LL: What do you think a good relationship looks like now to you?
Molly: Rilke talks about love as two whole and complete humans honoring each other’s distinct selves. And it's that communication, love and respect and love can mean so many different things, but I think it's actively caring for each other but honoring each other’s distinct wholeness. Because it's not melding into one.
I wanted these partnerships and relationships to be mine and to have plenty of solitude for myself built into the fabric of it.
LL: Okay, I ‘ve been dancing around it. But let’s talk about sex. There's a huge orgasm gap in America. And your book is full of you having complicated, boring, and amazing sex. And I thought it was powerful that you were going out and you were getting your very sexual needs met, but also it was changing how you and your husband had sex, because you were both now having these experiences.

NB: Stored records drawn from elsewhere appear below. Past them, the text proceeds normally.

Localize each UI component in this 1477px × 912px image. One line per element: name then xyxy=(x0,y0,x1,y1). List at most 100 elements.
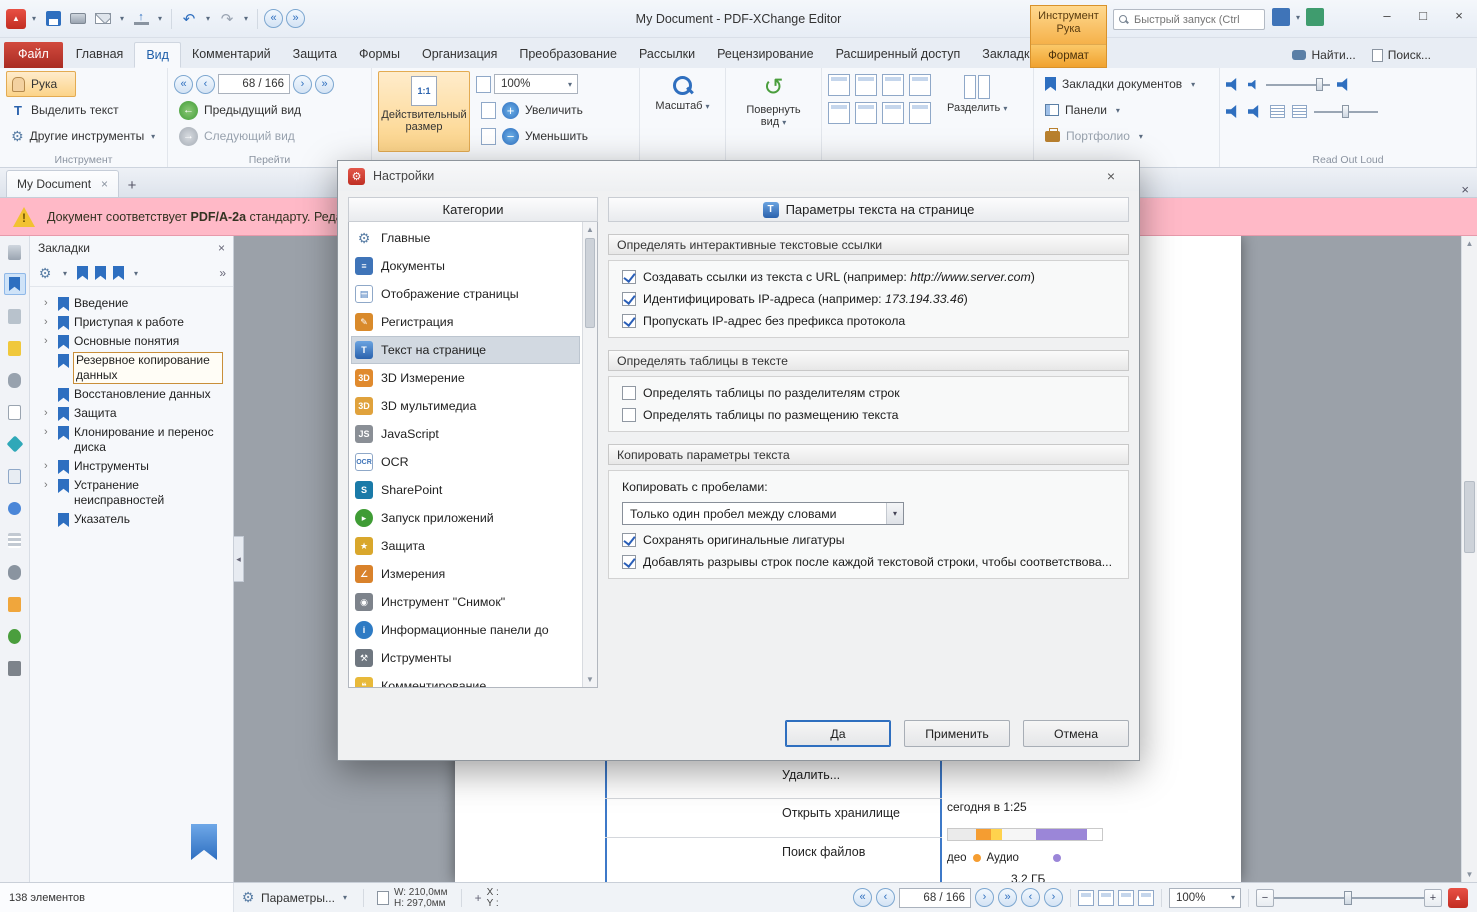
pages-pane-icon[interactable] xyxy=(4,241,26,263)
checkbox-icon[interactable] xyxy=(622,292,636,306)
slider-thumb[interactable] xyxy=(1344,890,1352,905)
two-pages-icon[interactable] xyxy=(1118,889,1134,906)
content-pane-icon[interactable] xyxy=(4,529,26,551)
scroll-up-icon[interactable]: ▲ xyxy=(1462,236,1477,251)
read-doc-icon[interactable] xyxy=(1248,105,1259,118)
fit-page-icon[interactable] xyxy=(476,75,491,93)
close-tab-icon[interactable]: × xyxy=(101,178,108,190)
close-pane-button[interactable]: × xyxy=(1461,182,1477,197)
email-caret-icon[interactable] xyxy=(117,14,127,23)
next-page-button[interactable] xyxy=(293,74,312,94)
rate-slider[interactable] xyxy=(1314,104,1378,119)
category-item[interactable]: ◉ Инструмент "Снимок" xyxy=(351,588,580,616)
cover-mode-icon[interactable] xyxy=(828,102,850,124)
undo-caret-icon[interactable] xyxy=(203,14,213,23)
tab-format[interactable]: Формат xyxy=(1031,44,1106,67)
search-button[interactable]: Поиск... xyxy=(1371,48,1431,62)
prev-page-button[interactable] xyxy=(196,74,215,94)
two-pages-continuous-icon[interactable] xyxy=(909,74,931,96)
checkbox-icon[interactable] xyxy=(622,386,636,400)
expand-chevron-icon[interactable] xyxy=(44,425,53,440)
speaker-small-icon[interactable] xyxy=(1248,79,1256,90)
tab-home[interactable]: Главная xyxy=(65,42,135,68)
email-button[interactable] xyxy=(92,7,114,31)
launch-apps-icon[interactable] xyxy=(1272,8,1290,26)
category-item[interactable]: 3D 3D Измерение xyxy=(351,364,580,392)
panels-button[interactable]: Панели xyxy=(1040,97,1213,123)
category-item[interactable]: ∠ Измерения xyxy=(351,560,580,588)
fields-pane-icon[interactable] xyxy=(4,401,26,423)
two-pages-icon[interactable] xyxy=(855,74,877,96)
tab-view[interactable]: Вид xyxy=(134,42,181,68)
signatures-pane-icon[interactable] xyxy=(4,465,26,487)
actual-size-button[interactable]: Действительный размер xyxy=(378,71,470,152)
close-panel-icon[interactable]: × xyxy=(218,241,225,255)
bookmark-item[interactable]: Устранение неисправностей xyxy=(30,476,233,510)
new-bookmark-icon[interactable] xyxy=(77,266,88,280)
checkbox-tables-by-separators[interactable]: Определять таблицы по разделителям строк xyxy=(622,386,1115,400)
next-page-button[interactable] xyxy=(975,888,994,907)
expand-chevron-icon[interactable] xyxy=(44,334,53,349)
next-view-button[interactable] xyxy=(1044,888,1063,907)
zoom-out-button[interactable]: − xyxy=(1256,888,1274,907)
checkbox-add-line-breaks[interactable]: Добавлять разрывы строк после каждой тек… xyxy=(622,555,1115,569)
dropdown-arrow-icon[interactable] xyxy=(886,503,903,524)
checkbox-icon[interactable] xyxy=(622,270,636,284)
parameters-button[interactable]: Параметры... xyxy=(234,886,356,910)
tab-forms[interactable]: Формы xyxy=(348,42,411,68)
layers-pane-icon[interactable] xyxy=(4,433,26,455)
close-button[interactable]: × xyxy=(1441,0,1477,30)
book-view-icon[interactable] xyxy=(1138,889,1154,906)
checkbox-skip-ip-prefix[interactable]: Пропускать IP-адрес без префикса протоко… xyxy=(622,314,1115,328)
category-item[interactable]: ≡ Документы xyxy=(351,252,580,280)
comments-pane-icon[interactable] xyxy=(4,337,26,359)
continuous-icon[interactable] xyxy=(1098,889,1114,906)
slider-thumb[interactable] xyxy=(1342,105,1349,118)
history-back-button[interactable] xyxy=(264,9,283,28)
checkbox-icon[interactable] xyxy=(622,314,636,328)
category-item[interactable]: ❝ Комментирование xyxy=(351,672,580,687)
tab-review[interactable]: Рецензирование xyxy=(706,42,825,68)
bookmark-from-page-icon[interactable] xyxy=(113,266,124,280)
speaker-icon[interactable] xyxy=(1226,78,1237,91)
zoom-combo[interactable]: 100% xyxy=(1169,887,1241,908)
checkbox-identify-ip[interactable]: Идентифицировать IP-адреса (например: 17… xyxy=(622,292,1115,306)
category-item[interactable]: S SharePoint xyxy=(351,476,580,504)
page-number-field[interactable]: 68 / 166 xyxy=(899,887,971,908)
category-item[interactable]: JS JavaScript xyxy=(351,420,580,448)
single-page-icon[interactable] xyxy=(828,74,850,96)
caret-down-icon[interactable] xyxy=(131,269,141,278)
zoom-combo[interactable]: 100% xyxy=(494,74,578,94)
category-item[interactable]: ⚙ Главные xyxy=(351,224,580,252)
find-button[interactable]: Найти... xyxy=(1292,48,1356,62)
doc-bookmarks-button[interactable]: Закладки документов xyxy=(1040,71,1213,97)
continuous-icon[interactable] xyxy=(882,74,904,96)
pdf-app-icon[interactable] xyxy=(1448,887,1468,908)
bookmark-item[interactable]: Приступая к работе xyxy=(30,313,233,332)
hand-tool-button[interactable]: Рука xyxy=(6,71,76,97)
print-button[interactable] xyxy=(67,7,89,31)
vertical-scrollbar[interactable]: ▲ ▼ xyxy=(1461,236,1477,882)
portfolio-button[interactable]: Портфолио xyxy=(1040,123,1213,149)
zoom-slider[interactable] xyxy=(1274,889,1424,907)
category-item[interactable]: 3D 3D мультимедиа xyxy=(351,392,580,420)
category-item[interactable]: i Информационные панели до xyxy=(351,616,580,644)
tab-protect[interactable]: Защита xyxy=(282,42,348,68)
fullscreen-icon[interactable] xyxy=(882,102,904,124)
category-item[interactable]: ⚒ Иструменты xyxy=(351,644,580,672)
category-item[interactable]: ▸ Запуск приложений xyxy=(351,504,580,532)
read-selection-icon[interactable] xyxy=(1292,105,1307,118)
read-page-icon[interactable] xyxy=(1226,105,1237,118)
first-page-button[interactable] xyxy=(174,74,193,94)
tab-convert[interactable]: Преобразование xyxy=(508,42,628,68)
categories-scrollbar[interactable]: ▲ ▼ xyxy=(582,222,597,687)
bookmark-options-icon[interactable] xyxy=(37,265,53,282)
scrollbar-thumb[interactable] xyxy=(585,238,595,328)
category-item[interactable]: ★ Защита xyxy=(351,532,580,560)
page-number-field[interactable]: 68 / 166 xyxy=(218,74,290,94)
bookmark-item[interactable]: Восстановление данных xyxy=(30,385,233,404)
rotate-view-button[interactable]: Повернуть вид xyxy=(732,71,815,131)
launch-apps-caret-icon[interactable] xyxy=(1293,13,1303,22)
scale-tool-button[interactable]: Масштаб xyxy=(646,71,719,115)
last-page-button[interactable] xyxy=(998,888,1017,907)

Molly: Yes, there's a lot of sex in the book, but it's a lot of bad sex in the first half.
Also, for me and a lot of women, we were taught that all sex is kind of an obligation that men will get. I grew up thinking blue balls was real. I really did. I mean, it's embarrassing now, but all the way through college, I thought blue balls was this horrible, painful thing I could do to a man.
But eventually, I realized, sex is not a community service. I don’t have to have sex with every man who wants to have sex with me.
LL: But I don't think it's an accident when we feel this way. We teach women that we have an expiration date on our looks, on our reproductive functions. And we have a culture that says when you're dried up, nobody wants you. When you're old, nobody wants you. If you're fat, nobody wants you. If you have gray hair, nobody wants you. And actually the opposite is true.
Molly: I don't want to call it a myth. I also think that I have friends who have a much lower libido or vaginal dryness or things like that. But I also think that because of the kind of sexual exploration I did and the discoveries of how my mind and my soul have to be cared for my body to show up, I now don't have bad sex because I won't have bad sex.
Now, I will only have connected sex with people that care for me and know how to please me.
I spent two decades having babies with a husband who used sex as blackmail. ( I.e. I’ll stop being a bastard to you and the kids when you let me fuck you. )
The sexual freedom came during and after the divorce. It took releasing my rage to fuel the courage it took to blow the marriage and ‘ happy Catholic family’ apart. Then feel guilty about it still 23 years later.
I had several monogamous and non monogamous relationships after. OMG I loved the sexual discoveries, the touching, affection, intimacy( both physical and emotional) and bliss my body craved for so long. And some of the guys definitely had some assholedness going on ( none of the women did. All those experiences were lovely). But the freedom to choose, to drop inhibitions, to crawl out from under the cover of shame, to grow into new found respect for my body, my sexual self, my womanhood, giving myself permission to meet my needs... I was 43. I’m 66 now in a relaxed relationship with a much younger man.
I have grown kids and have dabbled in conversations about my sexuality with a few of them but there is still fear of rejection when I think about opening up to them about that ‘wild’ time in my life.
I love the vulnerability in this interview. Maybe someday I’ll write a memoir about that time in my life. Right now it’s showing up in characters in my novel. 😉
I also feel that “I don’t have bad sex because I won’t have bad sex” belongs on a tee shirt!